The Dish Market Report, October 13, 2020

top of mind news

Weekly chicken production last week lagged year ago levels, with slaughter for the week ending October 3rd revealing a 3.3% (y/y) decline. Bird weights, while flat with the week prior, were 2.4% heavier than a year ago, leaving ready-to-cook (RTC) output just 0.9% less than the year prior. Over the past six-weeks, RTC production is just 0.6% below a year ago, but output isn’t likely to expand sharply in the near-term. Amid tighter production schedules, wing prices remain near record highs, with tenders, while starting to fade, are running well above year ago levels, as well. Even the dark meat sector is starting to find modest support, but the export market has yet to be buying leg quarters. But some foreign interest for leg meat may be seen later this quarter.


From record beef output throughout late September, beef production fell abruptly last week, down 4.1% from the week prior, but was 0.4% over last year. The price inflation during September was a bit too early to stick, and last week saw modestly retreating prices nearly across the carcass, with only the Choice ribs holding onto weekly gains. Aside from the chuck and brisket primals, the Choice cutout is running above year ago levels. The grinds, however, continue to languish, running near their lowest levels since 2016. Seasonal upside is still expected for trim, but interest will likely remain tempered this fall.

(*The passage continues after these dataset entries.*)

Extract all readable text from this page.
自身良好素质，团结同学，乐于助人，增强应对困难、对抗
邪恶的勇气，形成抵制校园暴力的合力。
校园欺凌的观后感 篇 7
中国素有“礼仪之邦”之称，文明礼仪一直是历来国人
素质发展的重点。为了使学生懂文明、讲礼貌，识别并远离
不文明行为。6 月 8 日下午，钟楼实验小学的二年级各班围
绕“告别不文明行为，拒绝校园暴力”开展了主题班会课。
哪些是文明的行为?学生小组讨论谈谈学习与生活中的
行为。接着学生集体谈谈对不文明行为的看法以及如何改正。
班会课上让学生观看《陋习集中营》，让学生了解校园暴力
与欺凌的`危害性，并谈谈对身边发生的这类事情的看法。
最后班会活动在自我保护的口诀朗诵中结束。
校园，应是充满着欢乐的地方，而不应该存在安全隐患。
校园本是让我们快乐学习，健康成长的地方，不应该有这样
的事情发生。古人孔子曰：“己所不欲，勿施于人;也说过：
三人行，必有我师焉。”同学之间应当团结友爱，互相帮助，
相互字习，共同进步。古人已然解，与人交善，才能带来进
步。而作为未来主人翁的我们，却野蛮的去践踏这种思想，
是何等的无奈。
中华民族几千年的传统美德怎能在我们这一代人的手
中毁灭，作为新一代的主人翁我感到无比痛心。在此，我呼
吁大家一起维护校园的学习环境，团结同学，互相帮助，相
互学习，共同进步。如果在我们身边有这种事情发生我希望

Hog slaughter last week moved over the 2.7 million head for the first time since early April, a move anticipated for a few weeks now. Wholesale pork prices have been steadily higher recently, but the move to increase pork production, if sustained, may temper the upside potential deeper into the fall. Pork belly prices continue to firm moving into the mid-to-upper $1.50’s, with ham prices finding significant support, as well. If exports remain active and increased weekly pork sales remain constant than upside price risk for pork may persist.





U.S. shrimp imports during August were big despite the subpar economy. In the month, the U.S. imported 17% more shrimp than the previous year. And this mostly came at lower prices compared to the prior month. Data is starting to show that the recovery in foodservice is slowing which should temper any recovery in shrimp demand. That said, the risk in the shrimp markets remains to the upside.






The lettuce markets remain expensive due to adverse weather negatively impacting supplies. Lettuce shipments are expected to remain subpar in the near term which should be supportive of prices. That said, lettuce demand is likely to back off in the coming weeks. Assuming so, the upside price risk in the lettuce markets may be short-lived. History does suggest that romaine lettuce prices could remain elevated, however, into December. The avocado market is relatively stable with good supplies continuing out of Mexico.






CME spot butter prices remained soft last week and are the cheapest for October since 2009. U.S. butter exports during August were up 1.7% (y/y) but were the second smallest for the month since 2016. The downside risk for the spot butter market from here may be limited. The cheese markets are firm. The cheese block price carry over barrels is narrowing but still unusually wide. August domestic cheese exports were up 16.5% (y/y) with sales to Mexico and South Korea accounting for nearly 50% (of the total exports). A downside correction for the cheese markets is anticipated to occur this fall.




The USDA lowered their U.S. 2020-21 corn and soybean crop estimates last week as expected. Despite this, the available corn supply for the next several months is projected to remain historically adequate. However, the soybean supply is projected to be at a four-year low. This could underpin the soybean complex.







Last week nearby natural gas futures finished higher and are up 33.8% during the last three weeks. Recent hurricane induced natural gas processing disruptions plus some early season cold weather will likely keep natural gas prices high.